I expect the tricky thing here isn't the display at any one moment, but knitting together the underlying data so that it's consistent in both time and space across an entire planet for whatever players happen to be on or looking at the planet ... while remaining simple enough in principle to be simulated in the spare cycles of a domestic PC that's already spending most of its power on running the game itself.
If I land next to you and you're seeing bright sunshine and I see heavy rain, that's going to be a problem (especially if we're on opposite sides of a CZ). Similarly if we land on separate parts of the planet and meet up later.
If I see a big swirl of clouds from orbit, and come down in the middle of them and it's sunny on the ground with not a cloud in the sky, that's going to get criticised.
If I look out of my ship and see that it's raining, and then log back in a couple of days later and it's still raining, and know that in ten years time at this spot it will still be raining because that's what the weather is, that's going to get criticised too.
The No Mans Sky simplification of planet-wide weather states, so it's either sunny (or clear night) across the whole planet, or raining across the whole planet, and just changes which on a predictable cycle, is okay for that game but probably wouldn't work for Elite Dangerous.
This probably isn't impossible - things like planetary rings have a huge amount of simplification going on to make the positions of asteroids completely consistent between multiple players in the same instance without requiring thousands of parameters to be synchronised across the network every second, and you need to know a bit of astrophysics to notice the breaks from reality - but getting an efficient and good-looking dynamic weather system which you need to be a meteorologist to see where it's not real is likely a
much harder problem than showing a few cloud or fog effects (which things like Notable Stellar Phenomena or the Thargoid Maelstroms show that the engine is perfectly capable of displaying in other settings)
In this case, factions of players could face each other, provoking players to compete in the fulfillment of missions and in conflicts with each other. For example, two factions could start a war and players would have to take part in these wars on both sides in order to win.

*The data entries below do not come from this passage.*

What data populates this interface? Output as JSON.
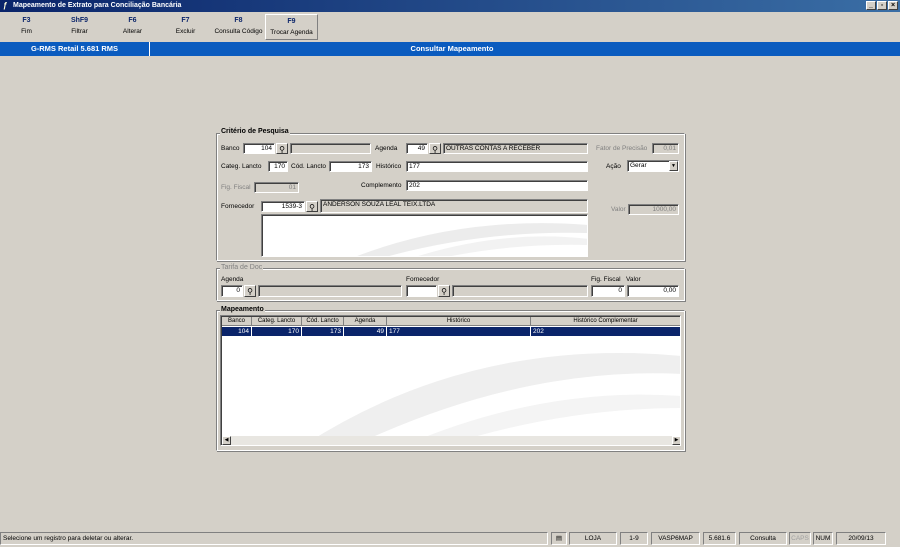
{
  "window": {
    "title": "Mapeamento de Extrato para Conciliação Bancária",
    "controls": [
      "_",
      "▫",
      "×"
    ]
  },
  "toolbar": [
    {
      "key": "F3",
      "label": "Fim"
    },
    {
      "key": "ShF9",
      "label": "Filtrar"
    },
    {
      "key": "F6",
      "label": "Alterar"
    },
    {
      "key": "F7",
      "label": "Excluir"
    },
    {
      "key": "F8",
      "label": "Consulta Código"
    },
    {
      "key": "F9",
      "label": "Trocar Agenda"
    }
  ],
  "header": {
    "app": "G-RMS Retail 5.681 RMS",
    "screen": "Consultar Mapeamento"
  },
  "criterio": {
    "title": "Critério de Pesquisa",
    "banco_label": "Banco",
    "banco": "104",
    "banco_nome": "",
    "agenda_label": "Agenda",
    "agenda": "49",
    "agenda_nome": "OUTRAS CONTAS A RECEBER",
    "fator_label": "Fator de Precisão",
    "fator": "0,01",
    "categ_label": "Categ. Lancto",
    "categ": "170",
    "cod_label": "Cód. Lancto",
    "cod": "173",
    "historico_label": "Histórico",
    "historico": "177",
    "acao_label": "Ação",
    "acao": "Gerar",
    "fig_label": "Fig. Fiscal",
    "fig": "01",
    "complemento_label": "Complemento",
    "complemento": "202",
    "fornecedor_label": "Fornecedor",
    "fornecedor": "1539-3",
    "fornecedor_nome": "ANDERSON SOUZA LEAL TEIX.LTDA",
    "valor_label": "Valor",
    "valor": "1000,00"
  },
  "tarifa": {
    "title": "Tarifa de Doc",
    "agenda_label": "Agenda",
    "agenda": "0",
    "agenda_nome": "",
    "fornecedor_label": "Fornecedor",
    "fornecedor": "",
    "fornecedor_nome": "",
    "fig_label": "Fig. Fiscal",
    "fig": "0",
    "valor_label": "Valor",
    "valor": "0,00"
  },
  "mapeamento": {
    "title": "Mapeamento",
    "columns": [
      "Banco",
      "Categ. Lancto",
      "Cód. Lancto",
      "Agenda",
      "Histórico",
      "Histórico Complementar"
    ],
    "rows": [
      [
        "104",
        "170",
        "173",
        "49",
        "177",
        "202"
      ]
    ]
  },
  "status": {
    "message": "Selecione um registro para deletar ou alterar.",
    "loja": "LOJA",
    "pages": "1-9",
    "program": "VASP6MAP",
    "version": "5.681.6",
    "mode": "Consulta",
    "caps": "CAPS",
    "num": "NUM",
    "date": "20/09/13"
  },
  "icons": {
    "binoculars": "binoculars-icon",
    "notepad": "notepad-icon",
    "app": "app-icon"
  },
  "colors": {
    "title_bar": "#0a246a",
    "header_bar": "#0a5bbf",
    "selection": "#0a246a"
  }
}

In theory, yes. In practice the tricky bit is getting player groups to have interesting fights - the bubble is very large, so conflicts over the same bit of space are unlikely. Player groups have generally in the existing Powerplay or Political BGS been extremely reluctant to start any fight they can't be certain of winning - so there would be wars, but they'd mostly be one-sided walkovers where a large group repeatedly flattens a small group until they give up and quit, then takes their territory ... and the large groups just quietly respect each others' borders because there's always an easier target.
When there are evenly-matched sides fighting for position it can be very interesting to participate in or even just watch unfold - but I can think of maybe three such cases in the entire game to date (I've probably missed a few more, but it's certainly not the normal case). The original Powerplay had somewhat the right idea to encourage evenly-matched sides by having so few possible sides that players would coalesce around just 11 (and in practice with the various permanent alliances, just 6) ... but ended up with extremely stable borders anyway for other reasons.